Property & Construction

How to create workspace for innovation

Published by
Jo Whittle

Enabled people, allowed to be creative within a supportive workplace is the blueprint for innovation space, suggests inspirational change specialist Kursty Groves.

The rapidly changing modern business world with its diversifying internet-assisted workstyles is being reflected in the design of modern workplaces – as it should be, stated Groves during an enlightening breakfast seminar in Slough hosted by commercial property consultants Lambert Smith Hampton and The Business Magazine, and fittingly held at Landid and Brockton Capital’s ‘WELL different’ office development The Porter Building, the Thames Valley’s first to gain WELL Core and Shell gold certification.

The open, flexible and collaborative nature of work today is changing workplace design, and experiential workplace environments that attract and motivate employees can be key to companies achieving their objectives, explained Groves.

Not only, can the physical and cultural nature of workplace environments make people feel healthier and inspired, but they can also improve their work and efficiency, or help them learn or alter a mindset.    

But, simply following the latest workplace design themes – beanbags and slides, exposed bricks and ducts, etc – was not a one-size-fits-all solution.

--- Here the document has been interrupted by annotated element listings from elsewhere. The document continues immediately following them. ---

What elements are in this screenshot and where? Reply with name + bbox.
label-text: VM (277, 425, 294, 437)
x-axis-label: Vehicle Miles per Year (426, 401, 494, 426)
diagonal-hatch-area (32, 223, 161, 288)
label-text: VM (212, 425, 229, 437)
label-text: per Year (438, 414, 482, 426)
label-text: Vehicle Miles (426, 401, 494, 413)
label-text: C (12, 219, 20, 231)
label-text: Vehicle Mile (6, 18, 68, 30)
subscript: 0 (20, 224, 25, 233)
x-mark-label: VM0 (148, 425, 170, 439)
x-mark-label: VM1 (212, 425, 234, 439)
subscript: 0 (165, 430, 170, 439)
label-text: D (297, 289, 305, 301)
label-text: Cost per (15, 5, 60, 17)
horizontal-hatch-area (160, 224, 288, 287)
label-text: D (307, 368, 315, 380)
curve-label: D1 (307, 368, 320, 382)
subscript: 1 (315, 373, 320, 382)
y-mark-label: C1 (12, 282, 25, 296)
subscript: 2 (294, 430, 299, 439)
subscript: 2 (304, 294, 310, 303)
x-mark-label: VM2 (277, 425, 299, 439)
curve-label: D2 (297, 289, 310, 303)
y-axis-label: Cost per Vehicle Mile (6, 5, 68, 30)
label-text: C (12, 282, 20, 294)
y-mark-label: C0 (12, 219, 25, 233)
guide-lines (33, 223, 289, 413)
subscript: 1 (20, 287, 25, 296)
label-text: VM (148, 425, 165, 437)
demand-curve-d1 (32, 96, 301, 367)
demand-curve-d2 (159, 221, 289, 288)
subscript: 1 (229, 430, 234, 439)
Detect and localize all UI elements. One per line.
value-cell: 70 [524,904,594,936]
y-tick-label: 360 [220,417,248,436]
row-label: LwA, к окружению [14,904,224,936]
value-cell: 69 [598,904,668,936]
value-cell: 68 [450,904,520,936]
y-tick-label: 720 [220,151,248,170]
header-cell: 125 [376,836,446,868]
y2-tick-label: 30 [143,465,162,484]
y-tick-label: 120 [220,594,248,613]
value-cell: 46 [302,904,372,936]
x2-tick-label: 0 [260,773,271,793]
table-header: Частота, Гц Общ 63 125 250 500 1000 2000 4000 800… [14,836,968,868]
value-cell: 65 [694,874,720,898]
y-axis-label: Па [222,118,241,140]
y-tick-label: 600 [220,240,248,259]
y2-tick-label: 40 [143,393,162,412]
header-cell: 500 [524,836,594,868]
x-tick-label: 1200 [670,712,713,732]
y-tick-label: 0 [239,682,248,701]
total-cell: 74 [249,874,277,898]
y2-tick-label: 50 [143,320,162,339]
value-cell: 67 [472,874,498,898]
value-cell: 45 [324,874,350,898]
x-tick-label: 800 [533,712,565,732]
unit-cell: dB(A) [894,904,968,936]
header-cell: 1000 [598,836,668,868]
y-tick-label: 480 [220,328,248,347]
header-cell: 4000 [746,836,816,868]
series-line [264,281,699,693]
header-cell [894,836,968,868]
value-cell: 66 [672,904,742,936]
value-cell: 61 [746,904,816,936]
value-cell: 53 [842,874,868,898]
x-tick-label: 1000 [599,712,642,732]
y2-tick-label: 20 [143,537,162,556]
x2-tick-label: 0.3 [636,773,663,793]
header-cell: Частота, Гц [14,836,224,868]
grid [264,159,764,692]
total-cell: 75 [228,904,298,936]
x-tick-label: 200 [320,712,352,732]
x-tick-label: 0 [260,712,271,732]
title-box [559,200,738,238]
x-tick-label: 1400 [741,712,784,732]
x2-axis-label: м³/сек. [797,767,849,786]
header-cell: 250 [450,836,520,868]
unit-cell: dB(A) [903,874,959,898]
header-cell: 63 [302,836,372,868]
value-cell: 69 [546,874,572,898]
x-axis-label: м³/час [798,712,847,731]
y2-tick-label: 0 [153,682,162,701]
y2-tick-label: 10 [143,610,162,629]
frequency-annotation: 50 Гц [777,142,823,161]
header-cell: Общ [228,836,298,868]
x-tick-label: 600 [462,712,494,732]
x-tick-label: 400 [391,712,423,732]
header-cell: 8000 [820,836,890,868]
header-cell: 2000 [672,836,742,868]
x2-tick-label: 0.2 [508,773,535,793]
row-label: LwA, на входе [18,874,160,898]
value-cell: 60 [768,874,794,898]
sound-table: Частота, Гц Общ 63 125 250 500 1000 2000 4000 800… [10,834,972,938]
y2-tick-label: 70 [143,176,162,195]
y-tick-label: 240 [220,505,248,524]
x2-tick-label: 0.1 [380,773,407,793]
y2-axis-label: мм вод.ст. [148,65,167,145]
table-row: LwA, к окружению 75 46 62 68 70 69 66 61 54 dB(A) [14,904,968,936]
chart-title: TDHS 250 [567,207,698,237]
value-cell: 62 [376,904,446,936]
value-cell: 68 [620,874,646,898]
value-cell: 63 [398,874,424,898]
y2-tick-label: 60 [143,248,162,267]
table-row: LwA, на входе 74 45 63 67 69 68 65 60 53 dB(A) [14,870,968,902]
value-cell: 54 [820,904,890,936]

While such concepts might suit some business models, today’s modern workplace environments need to be relevant to diverse individuals, differing workforces and globalised business demands.

With AI and robotics set to become more integrated within the future business world, particularly for monotonous or repetitive workflows, the human values of creativity, empathy and innovation will increasingly be key conceptual resources.

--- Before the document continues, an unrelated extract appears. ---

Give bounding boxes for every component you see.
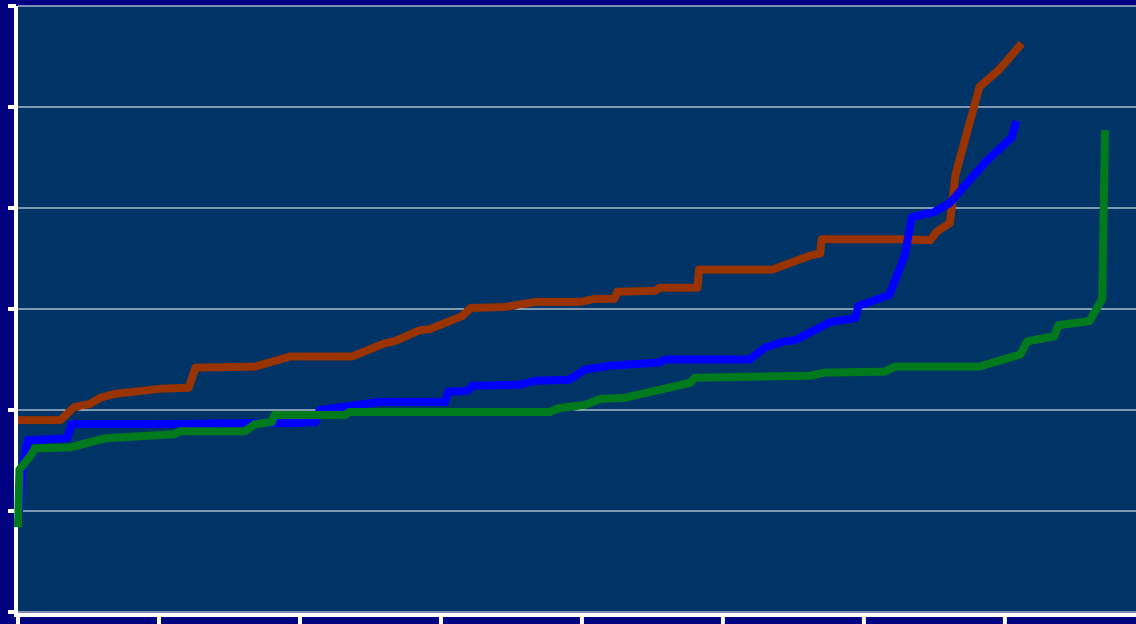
series-line — [18, 40, 1025, 425]
series-line — [14, 130, 1109, 528]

“We all know we are creative, we all know it matters, but now it’s all about unlocking it.”

We have gone from linear forms of communication to a very networked world, from very static ways of working to being on the move and wherever we like, from left-brain thinking to whole brain thinking.”

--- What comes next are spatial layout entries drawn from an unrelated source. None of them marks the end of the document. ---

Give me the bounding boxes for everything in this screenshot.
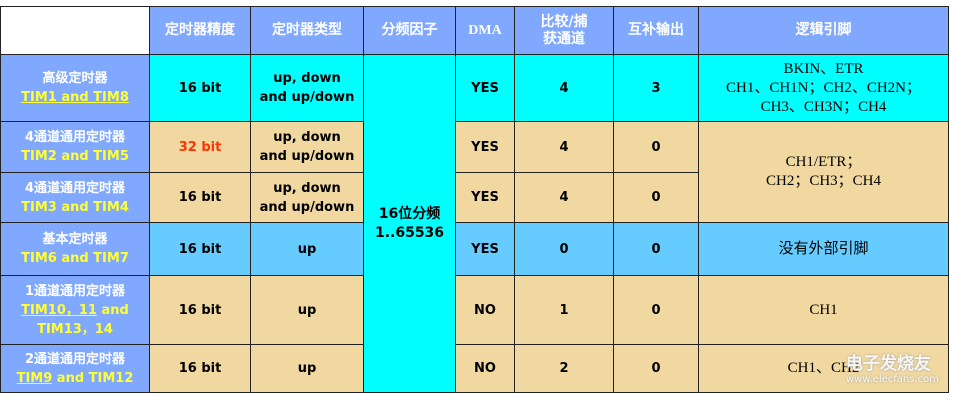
- complementary: 0: [613, 121, 699, 173]
- pins: BKIN、ETR CH1、CH1N；CH2、CH2N； CH3、CH3N；CH4: [698, 54, 949, 122]
- dma: NO: [455, 275, 515, 345]
- table-row: 2通道通用定时器 TIM9 and TIM12 16 bit up NO 2 0 …: [0, 344, 949, 393]
- dma: YES: [455, 54, 515, 122]
- dma: YES: [455, 121, 515, 173]
- channels: 1: [514, 275, 614, 345]
- dma: YES: [455, 172, 515, 223]
- precision: 16 bit: [149, 54, 251, 122]
- timer-name: 1通道通用定时器 TIM10，11 and TIM13，14: [0, 275, 150, 345]
- channels: 2: [514, 344, 614, 393]
- pins: 没有外部引脚: [698, 222, 949, 276]
- complementary: 0: [613, 275, 699, 345]
- complementary: 0: [613, 222, 699, 276]
- timer-name: 2通道通用定时器 TIM9 and TIM12: [0, 344, 150, 393]
- timer-name: 4通道通用定时器 TIM2 and TIM5: [0, 121, 150, 173]
- watermark-logo: 电子发烧友 www.elecfans.com: [845, 354, 939, 385]
- header-row: 定时器精度 定时器类型 分频因子 DMA 比较/捕获通道 互补输出 逻辑引脚: [0, 6, 949, 55]
- prescaler-cell: 16位分频 1..65536: [363, 54, 456, 393]
- counter-type: up: [250, 222, 364, 276]
- pins: CH1、CH2: [698, 344, 949, 393]
- pins: CH1/ETR； CH2；CH3；CH4: [698, 121, 949, 223]
- dma: YES: [455, 222, 515, 276]
- counter-type: up, down and up/down: [250, 121, 364, 173]
- precision: 32 bit: [149, 121, 251, 173]
- dma: NO: [455, 344, 515, 393]
- precision: 16 bit: [149, 344, 251, 393]
- counter-type: up, down and up/down: [250, 54, 364, 122]
- timer-comparison-table: 定时器精度 定时器类型 分频因子 DMA 比较/捕获通道 互补输出 逻辑引脚 高…: [0, 6, 949, 393]
- channels: 4: [514, 121, 614, 173]
- precision: 16 bit: [149, 222, 251, 276]
- timer-name: 4通道通用定时器 TIM3 and TIM4: [0, 172, 150, 223]
- table-row: 1通道通用定时器 TIM10，11 and TIM13，14 16 bit up N…: [0, 275, 949, 345]
- precision: 16 bit: [149, 275, 251, 345]
- table-row: 4通道通用定时器 TIM2 and TIM5 32 bit up, down an…: [0, 121, 949, 223]
- complementary: 0: [613, 344, 699, 393]
- header-channels: 比较/捕获通道: [514, 6, 614, 55]
- header-blank: [0, 6, 150, 55]
- complementary: 3: [613, 54, 699, 122]
- counter-type: up: [250, 275, 364, 345]
- channels: 0: [514, 222, 614, 276]
- timer-name: 基本定时器 TIM6 and TIM7: [0, 222, 150, 276]
- header-complementary: 互补输出: [613, 6, 699, 55]
- pins: CH1: [698, 275, 949, 345]
- timer-name: 高级定时器 TIM1 and TIM8: [0, 54, 150, 122]
- tim-link[interactable]: TIM10，11: [21, 302, 97, 318]
- header-prescaler: 分频因子: [363, 6, 456, 55]
- header-precision: 定时器精度: [149, 6, 251, 55]
- counter-type: up, down and up/down: [250, 172, 364, 223]
- channels: 4: [514, 54, 614, 122]
- table-row: 基本定时器 TIM6 and TIM7 16 bit up YES 0 0 没有外…: [0, 222, 949, 276]
- header-dma: DMA: [455, 6, 515, 55]
- precision: 16 bit: [149, 172, 251, 223]
- tim-link[interactable]: TIM9: [16, 370, 53, 386]
- tim-link[interactable]: TIM1 and TIM8: [21, 90, 129, 105]
- header-pins: 逻辑引脚: [698, 6, 949, 55]
- table-row: 高级定时器 TIM1 and TIM8 16 bit up, down and u…: [0, 54, 949, 393]
- counter-type: up: [250, 344, 364, 393]
- channels: 4: [514, 172, 614, 223]
- complementary: 0: [613, 172, 699, 223]
- header-type: 定时器类型: [250, 6, 364, 55]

“We’ve always had innovations that have changed the way we work, but today we communicate more quickly and widely than ever before. It’s now a world where digital transformation is accelerating at a great rate.”

Accordingly, forward-thinking companies and developers are already creating spaces to enable commercial innovation – the solving of problems in new ways that add value.

Hence the rapid growth in types of innovation space – from incubators and accelerators to start-up, co-working and maker space, from innovation centres to research institutes and dedicated civic space for community innovation.

When it comes to innovation ‘the i’s have it’, suggested Groves – ‘Identification, Insight, Ideas, Impact’, being the human thought stages of this problem-solving process. Enabling and assisting those creative thought stages to occur across diverse and hybrid business sectors required differing types of spaces for innovation, explained Groves.

As the seminar’s interactive audience highlighted, people get their best ideas or do their best work in various ways and places – alone or by collaborating, while out walking or having a shower, remotely at home, commuting to work, or in an open-plan office environment.

While aiming to create fitting spaces for innovation, workplace designers, developers and employers needed to keep the four P’s in mind – people, place, process and purpose – the key elements of a creative workplace.

People are different – we all have a creative ‘fingerprint’, our own unique ways of doing things – whether in skills or opinions, etc.

Places can be overwhelming – physical, functional and psychological comforts need careful balance.

Process and corporate methodology. How a company manages itself, organises its search and development of innovation can be restrictive or enabling.

Purpose is often the driving force for creativity, and a company’s accepted visionary mission, culture, or teamwork can provide that purpose.

And regardless of salary levels, individual motivating factors within 21st century innovation could be office spaciousness and nice views, or aliveness and the buzz of business, or the freedom of speech and shared ideas, or the freedom simply to be oneself.

As Groves said, space for innovation doesn’t have a one-size-fits-all solution.

Nick Coote, Thames Valley head of LSH, later thanked Kursty Groves, mentioning his admiration for her book Spaces for Innovation.